2 min

Moreover, the chatbot fails to alert users to its coding defects – even though it could do so.

This week The Register reported on research that shows ChatGPT not only produces mostly insecure code but also fails to alert users to its inadequacies. The striking thing is that it is perfectly capable of doing so. Four scientists at the Canadian Université du Québec analyzed the code generated by OpenAI’s large language model from a security standpoint. They posed the question: “how secure is code generated by ChatGPT?”. The answer: not very.

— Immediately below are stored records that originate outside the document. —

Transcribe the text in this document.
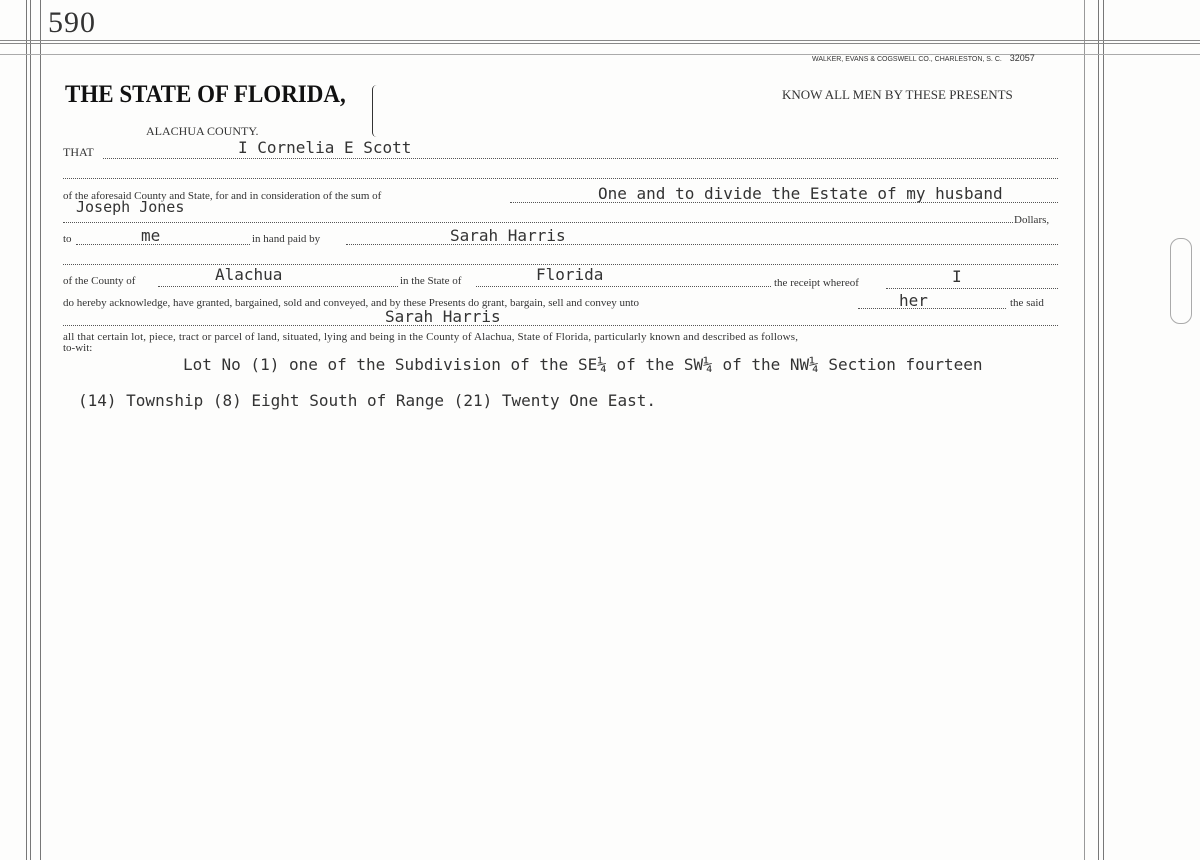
590
WALKER, EVANS & COGSWELL CO., CHARLESTON, S. C. 32057
THE STATE OF FLORIDA,	KNOW ALL MEN BY THESE PRESENTS
ALACHUA COUNTY.
THAT	I Cornelia E Scott
of the aforesaid County and State, for and in consideration of the sum of	One and to divide the Estate of my husband
Joseph Jones
Dollars,
to	me	in hand paid by	Sarah Harris
of the County of	Alachua	in the State of	Florida	the receipt whereof	I
do hereby acknowledge, have granted, bargained, sold and conveyed, and by these Presents do grant, bargain, sell and convey unto	her	the said
Sarah Harris
all that certain lot, piece, tract or parcel of land, situated, lying and being in the County of Alachua, State of Florida, particularly known and described as follows,
to-wit:
Lot No (1) one of the Subdivision of the SE¼ of the SW¼ of the NW¼ Section fourteen
(14) Township (8) Eight South of Range (21) Twenty One East.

The abstract provides further details. “We ask ChatGPT to generate several programs and evaluate the security of the resulting source code. We further investigate whether ChatGPT can be prodded to improve the security by appropriate prompts and discuss the ethical aspects of using AI to generate code”.

What they found was not reassuring. “Results suggest that ChatGPT is aware of potential vulnerabilities, but nonetheless often generates source code that is not robust to certain attacks”.

“Worrisome” results

The authors describe their results as problematic. “We found that, in several cases, the code generated by ChatGPT fell well below minimal security standards applicable in most contexts. In fact, when prodded to whether or not the produced code was secure, ChatGTP could recognize that it was not.”

The researchers assigned various programming tasks to ChatGPT that could highlight various types of security vulnerabilities. Examples range from memory corruption, denial of service, and flaws related to deserialization and improperly implemented cryptography.

ChatGPT generated just five secure programs out of 21 on its first attempt. Moreover, the researchers say, “ChatGPT seems aware of – and indeed readily admits – the presence of critical vulnerabilities in the code it suggests.” The problem is that it will only reveal those vulnerabilities if it is specifically asked to evaluate the security of the suggested code.

Raphaël Khoury, a university computer science and engineering professor, told The Register: “Obviously, it’s an algorithm. It doesn’t know anything, but it can recognize insecure behaviour”.